El objetivo de esta anotación es de retener los bienes al titular del bien en pago de una deuda incumplida o cuando existan dudas reales de que la deuda se salde en un futuro.

Existen distintos bienes que se consideran embargables, bien sean muebles o inmuebles. Para que el embargo pueda efectuarse, los elementos patrimoniales deben pertenecer al deudor y debe ser posible su venta; es decir, su transformación en dinero. Los bienes gananciales pueden embargarse también, aún cuando la deuda afecte a uno de los cónyuges exclusivamente. Tan solo se excluyen los objetos y bienes que la ley considera inembargables, como el salario mínimo interprofesional.
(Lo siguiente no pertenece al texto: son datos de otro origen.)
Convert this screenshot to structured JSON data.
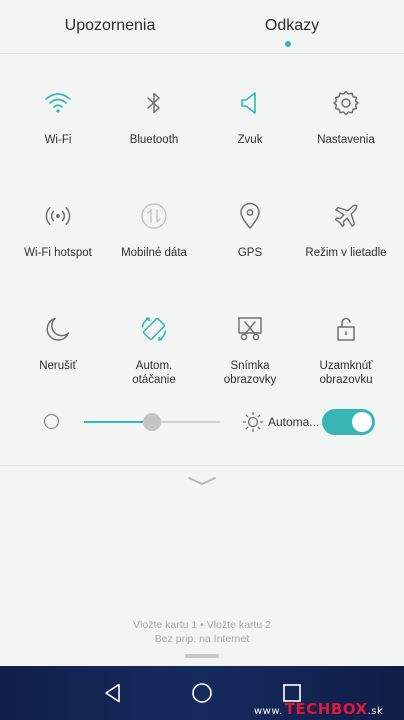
{
  "tabs": {
    "notifications": "Upozornenia",
    "shortcuts": "Odkazy",
    "active_indicator_color": "#2eb8b8"
  },
  "toggles": [
    {
      "label": "Wi-Fi",
      "icon": "wifi-icon",
      "active": true
    },
    {
      "label": "Bluetooth",
      "icon": "bluetooth-icon",
      "active": false
    },
    {
      "label": "Zvuk",
      "icon": "speaker-icon",
      "active": true
    },
    {
      "label": "Nastavenia",
      "icon": "gear-icon",
      "active": false
    },
    {
      "label": "Wi-Fi hotspot",
      "icon": "hotspot-icon",
      "active": false
    },
    {
      "label": "Mobilné dáta",
      "icon": "mobile-data-icon",
      "active": false,
      "disabled": true
    },
    {
      "label": "GPS",
      "icon": "location-pin-icon",
      "active": false
    },
    {
      "label": "Režim v lietadle",
      "icon": "airplane-icon",
      "active": false
    },
    {
      "label": "Nerušiť",
      "icon": "moon-icon",
      "active": false
    },
    {
      "label": "Autom.\notáčanie",
      "label_line1": "Autom.",
      "label_line2": "otáčanie",
      "icon": "auto-rotate-icon",
      "active": true
    },
    {
      "label": "Snímka obrazovky",
      "label_line1": "Snímka",
      "label_line2": "obrazovky",
      "icon": "screenshot-icon",
      "active": false
    },
    {
      "label": "Uzamknúť obrazovku",
      "label_line1": "Uzamknúť",
      "label_line2": "obrazovku",
      "icon": "lock-icon",
      "active": false
    }
  ],
  "brightness": {
    "level": 0.5,
    "auto_label": "Automa...",
    "auto_enabled": true
  },
  "sim_status": {
    "line1": "Vložte kartu 1 • Vložte kartu 2",
    "line2": "Bez prip. na Internet"
  },
  "navbar": {
    "back": "back-icon",
    "home": "home-icon",
    "recent": "recent-apps-icon"
  },
  "watermark": {
    "prefix": "www.",
    "tech": "TECH",
    "box": "BOX",
    "suffix": ".sk"
  },
  "colors": {
    "accent": "#2eb8b8",
    "icon_gray": "#6f6f6f",
    "navbar": "#14255a",
    "watermark_red": "#e0193a"
  }
}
Ahora bien, una orden de embargo no supone la pérdida inmediata del bien mientras ésta tenga carácter preventivo. Si el objeto del embargo es un bien inmueble el embargo preventivo puede solicitarlo el demandante o efectuarse a instancias de un Juez, no suponiendo que el deudor se vea privado del bien, sino tan solo de la posibilidad de transmitirlo.

Las anotaciones preventivas se extinguen por cancelación, por caducidad o por su conversión en inscripción. La cancelación de la anotación preventiva podrá ser total o parcial.

Las anotaciones preventivas tienen una vigencia máxima de cuatro años, pudiéndose prorrogar por periodos iguales siempre que se solicite una nueva prórroga antes de que caduquen. Artículo 86 de la Ley Hipotecaria.